Brackers, I don't post here much, but I feel moved to do so after reading your thread.
Going on the information you've provided, your installation is EXTREMELY dangerous!
On a TT installation (earth rod) the Earth Fault Loop Impedance is relatively high compared to a TN system. If we say your installation has a typical TT EFLI of 23ohms (to keep the maths simple) and a live conductor comes in to contact with an earthed metallic part, ohms law tells us that a fault current of 230v/23ohms=10amps will flow. As you can see, this isn't enough to blow a 13A fuse, never mind a B32 MCB. It is for this reason that all TT installations MUST be RCD protected - the whole installation.

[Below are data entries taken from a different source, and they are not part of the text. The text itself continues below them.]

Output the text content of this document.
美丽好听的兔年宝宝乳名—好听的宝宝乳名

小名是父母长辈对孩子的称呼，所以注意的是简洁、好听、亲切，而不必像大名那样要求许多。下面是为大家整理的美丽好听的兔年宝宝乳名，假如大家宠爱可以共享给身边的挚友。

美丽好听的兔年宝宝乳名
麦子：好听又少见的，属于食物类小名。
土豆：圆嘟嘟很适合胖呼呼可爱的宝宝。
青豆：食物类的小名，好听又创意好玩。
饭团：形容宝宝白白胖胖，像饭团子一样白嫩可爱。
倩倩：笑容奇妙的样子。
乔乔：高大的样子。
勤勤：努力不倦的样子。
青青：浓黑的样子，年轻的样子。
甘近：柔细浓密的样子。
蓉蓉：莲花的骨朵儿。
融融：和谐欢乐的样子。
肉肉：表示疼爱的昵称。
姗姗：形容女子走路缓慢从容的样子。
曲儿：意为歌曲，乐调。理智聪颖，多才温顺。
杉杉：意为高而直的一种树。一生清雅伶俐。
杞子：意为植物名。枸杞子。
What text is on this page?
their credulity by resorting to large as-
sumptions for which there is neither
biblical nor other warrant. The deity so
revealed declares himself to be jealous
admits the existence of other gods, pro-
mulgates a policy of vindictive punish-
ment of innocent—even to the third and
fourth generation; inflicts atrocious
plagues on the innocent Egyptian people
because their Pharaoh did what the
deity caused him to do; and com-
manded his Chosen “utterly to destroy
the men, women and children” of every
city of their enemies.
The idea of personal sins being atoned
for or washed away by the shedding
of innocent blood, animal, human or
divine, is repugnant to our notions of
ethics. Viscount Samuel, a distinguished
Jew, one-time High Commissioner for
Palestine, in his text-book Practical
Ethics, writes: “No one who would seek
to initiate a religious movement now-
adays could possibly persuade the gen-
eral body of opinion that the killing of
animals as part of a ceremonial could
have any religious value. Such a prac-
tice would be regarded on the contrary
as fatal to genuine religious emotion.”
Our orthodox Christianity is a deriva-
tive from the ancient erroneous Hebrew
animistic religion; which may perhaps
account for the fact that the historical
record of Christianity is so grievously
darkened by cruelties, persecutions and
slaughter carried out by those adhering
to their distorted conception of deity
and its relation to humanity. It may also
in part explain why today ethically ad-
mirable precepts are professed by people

This isn't a new thing either, and has nothing to do with the 17th edition's calls for 30mA RCD protection on nearly everything. Normally a TT installation will have a 100mA RCD as a main switch - if yours defintately doesn't have an external RCD/ELCB, then you're in very real danger because whilst that fault current is flowing, ALL earthed parts of your installation will be at 230v!

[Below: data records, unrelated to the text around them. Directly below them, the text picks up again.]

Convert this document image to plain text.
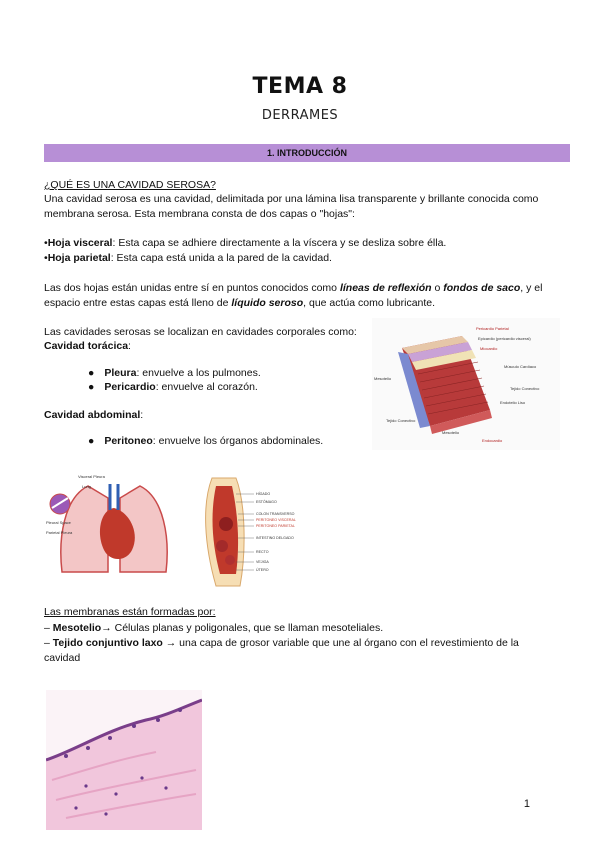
TEMA 8
DERRAMES
1. INTRODUCCIÓN
¿QUÉ ES UNA CAVIDAD SEROSA?
Una cavidad serosa es una cavidad, delimitada por una lámina lisa transparente y brillante conocida como
membrana serosa. Esta membrana consta de dos capas o "hojas":
•Hoja visceral: Esta capa se adhiere directamente a la víscera y se desliza sobre élla.
•Hoja parietal: Esta capa está unida a la pared de la cavidad.
Las dos hojas están unidas entre sí en puntos conocidos como líneas de reflexión o fondos de saco, y el
espacio entre estas capas está lleno de líquido seroso, que actúa como lubricante.
Las cavidades serosas se localizan en cavidades corporales como:
Cavidad torácica:
● Pleura: envuelve a los pulmones.
● Pericardio: envuelve al corazón.
Cavidad abdominal:
● Peritoneo: envuelve los órganos abdominales.
Pericardio Parietal
Epicardio (pericardio visceral)
Miocardio
Músculo Cardíaco
Tejido Conectivo
Endotelio Liso
Mesotelio
Tejido Conectivo
Mesotelio
Endocardio
Visceral Pleura
Lung
Pleural Space
Parietal Pleura
HÍGADO
ESTÓMAGO
COLON TRANSVERSO
PERITONEO VISCERAL
PERITONEO PARIETAL
INTESTINO DELGADO
RECTO
VEJIGA
ÚTERO
Las membranas están formadas por:
– Mesotelio→ Células planas y poligonales, que se llaman mesoteliales.
– Tejido conjuntivo laxo → una capa de grosor variable que une al órgano con el revestimiento de la
cavidad
1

This is even more worrying in your case in that your 'electrician' KNEW you had a live-earth fault (as it was causing the 30mA RCD to trip). Not only that, but there's also the lack of main bonding to the incoming gas/water pipes. If you had main bonding, when all the earthed metallic parts rise to 230v due to your earth fault (which you DO have because the RCD was tripping!) - everything else that was bonded would also be at 230v. Not great, but there'd then be no potential differnce between an earthed part and the kitchen taps etc. Without any bonding, the earthed parts will be at 230v, and the water pipes will be at local earth potential (ie 0v). This is bad bad stuff mate.
I'm not trying to scare you, but I hope I've managed to explain just why your situation is so dangerous.
PS. BaS & Martin, I know I said I wouldn't post here, but this was too important. Peace.